その1

 小さな池があった。この池はいつでも水が緑色に濁っていた。水草が一面に浮遊していた。池の周りは雑木林と小さな広場で、近くの子供たちの遊び場になっていた。小さな池とは言っても、凡人が精いっぱいの力を込めて石を投げたところで、向こう岸までは届かない。大方の場合は、池の真ん中を少し越えたあたりで、ぽちゃりと小さな音を立てて落っこちる。
 生意気にカエルも住んでいて、夏が来ると夜が深まるにつれて鳴き声が大きくなる。その声がうるさいものだから、近頃ではこの周辺の家々は、防音効果抜群のアルミサッシで窓を張り替えた。
 昔はうるさいのを我慢して、網戸で暑さを凌いだものだが、とうとう一昨昨日だったか、最後まで残っていた家もクーラーを入れて、ここいらでクーラーの無い家は無い。
 そろそろ今日も夕暮れ時を迎え、子供たちが家路につき始めていた。池の周りで遊んでいた子供たちも、三々五々散って、たちまち小さな池の広場も寂しくなった。
 と、そんな時、池の方で大きな声が上がった。それは、しきりに助けを求めているらしい、子供の悲鳴だった。帰路にあった子供たちは駆け足で池の方に戻った。池のほとりに集まったのは、子供だけであった。
 後から来た少女が、先に到着していた子供の波に向かって訊ねた。
 「一体全体、何があったの。あの子、どうしたの。」
 それに応えて、子供たちは口々に何とか言った。あまりばらばらに皆がしゃべったのでは、何がなんだかちっとも分からないので、少女は順番に言ってもらうことにした。

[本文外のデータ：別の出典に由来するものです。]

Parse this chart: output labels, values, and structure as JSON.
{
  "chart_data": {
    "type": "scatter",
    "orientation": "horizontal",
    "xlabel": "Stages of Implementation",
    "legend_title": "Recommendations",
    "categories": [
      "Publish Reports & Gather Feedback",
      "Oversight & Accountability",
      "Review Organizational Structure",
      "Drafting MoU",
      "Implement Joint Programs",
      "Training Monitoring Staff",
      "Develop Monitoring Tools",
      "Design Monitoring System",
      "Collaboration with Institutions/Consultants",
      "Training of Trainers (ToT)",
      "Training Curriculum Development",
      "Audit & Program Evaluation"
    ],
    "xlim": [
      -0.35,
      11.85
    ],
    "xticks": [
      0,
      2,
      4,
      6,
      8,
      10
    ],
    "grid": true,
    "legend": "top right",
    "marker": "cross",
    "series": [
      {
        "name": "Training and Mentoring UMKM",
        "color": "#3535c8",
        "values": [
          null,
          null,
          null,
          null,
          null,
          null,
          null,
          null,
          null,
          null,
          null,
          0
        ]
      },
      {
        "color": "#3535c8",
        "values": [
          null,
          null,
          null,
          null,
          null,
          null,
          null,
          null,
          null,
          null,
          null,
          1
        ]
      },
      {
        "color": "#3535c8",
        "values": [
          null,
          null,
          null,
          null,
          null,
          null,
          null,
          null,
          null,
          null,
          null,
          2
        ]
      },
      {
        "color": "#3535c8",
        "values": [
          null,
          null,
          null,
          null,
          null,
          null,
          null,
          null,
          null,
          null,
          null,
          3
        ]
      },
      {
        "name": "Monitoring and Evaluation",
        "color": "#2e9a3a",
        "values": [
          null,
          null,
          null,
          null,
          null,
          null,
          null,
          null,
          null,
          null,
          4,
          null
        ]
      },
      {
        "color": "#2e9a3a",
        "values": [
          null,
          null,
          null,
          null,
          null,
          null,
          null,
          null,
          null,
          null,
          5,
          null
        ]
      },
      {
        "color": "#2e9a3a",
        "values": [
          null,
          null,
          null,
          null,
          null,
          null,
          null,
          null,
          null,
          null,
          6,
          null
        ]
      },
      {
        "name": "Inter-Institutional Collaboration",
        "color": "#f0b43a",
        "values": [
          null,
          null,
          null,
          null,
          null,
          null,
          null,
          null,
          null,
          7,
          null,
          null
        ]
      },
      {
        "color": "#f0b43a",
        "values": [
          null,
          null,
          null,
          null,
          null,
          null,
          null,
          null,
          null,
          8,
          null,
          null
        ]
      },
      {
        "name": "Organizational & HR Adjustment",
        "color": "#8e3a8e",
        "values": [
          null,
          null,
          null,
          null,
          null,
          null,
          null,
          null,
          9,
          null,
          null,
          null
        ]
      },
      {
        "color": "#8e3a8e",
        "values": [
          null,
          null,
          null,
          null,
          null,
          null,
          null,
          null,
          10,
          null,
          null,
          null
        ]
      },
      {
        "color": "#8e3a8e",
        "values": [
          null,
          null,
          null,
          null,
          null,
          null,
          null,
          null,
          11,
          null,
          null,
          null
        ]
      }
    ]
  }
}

 一人の子が言った。「あれはねぇ、自分でいかだを作ってね、そんでねぇ、あんな真ん中まで、…あ、行っちゃったんだよ。きっといかだが壊れちゃったんだよ。」
 一人の子が言った。「えーっ、ちがうよぉ。あれは河童の子だよ。親河童に叱られて、助けを呼んでるんだ。河童が住んでるって、うちのとうちゃん、言ってたもん。どうしようか、助けられるかな。」
 一人の子が言った。「あれは泳ぎの名人だわ、まだ子供なのによく泳げるのよ。でも、真ん中まで行って、とうとう精が尽きてしまったんだわ。帰りのこと考えなかったバカよ。」「おお、足がつってるのかもな、うん。それはあり得る。」
 一人の子が言った。「何だ、おまえら知らねえのか。あいつはいつも同じ事してたんだぜ、夕方皆が帰ってからいつか驚かせようってこっそり練習してたんだ。でも、俺だけは、知ってたんだけどな。はっはは・・」
 「そうそう、目立とう精神だよ。タケノコ族と一緒さ。ほらほら、もう皆帰ろうぜ。いつまでも見物してるとあいつ癖になるぞ。」「あ、俺も知ってる。タケノコ族ってテレビで見たことある。ある。あぁれ、いいよなぁ。俺もやってみてぇ。」
 一人の子が言った。「あん人ぁ、かあちゃんに怒られて、殴られるのが嫌だから、池の真ん中に逃げたんだよ、きっと。おらぁ、気持ちわかる。すんげぇわかる。」
 一人の子が言った。「俺なんかすっごいぞ。空から降ってきたのを見たぞ。俺が一番最初に見つけたんだ。きっと雷さんの子供だ。俺が飼うから、だれか捕まえてきておくれよ。」「いや、俺んちの方が飼えると思うなぁ。」
 そのとたんのことだ。一斉に子供たちが声を上げた。いろいろな調子の「わぁーっ。」という声だった。
 池の真ん中で、ばたばたと水飛沫をあげて浮き沈みしていた子供が、とうとう力尽きて沈んでしまったのだ。
 子供たちは、一つの見世物の幕が降りたときのように、嘆声やら笑い声やら、もう終わりなのかという不満そうな声やらを、それぞれに口にしながら、何事も無かったかのように家へ帰っていった。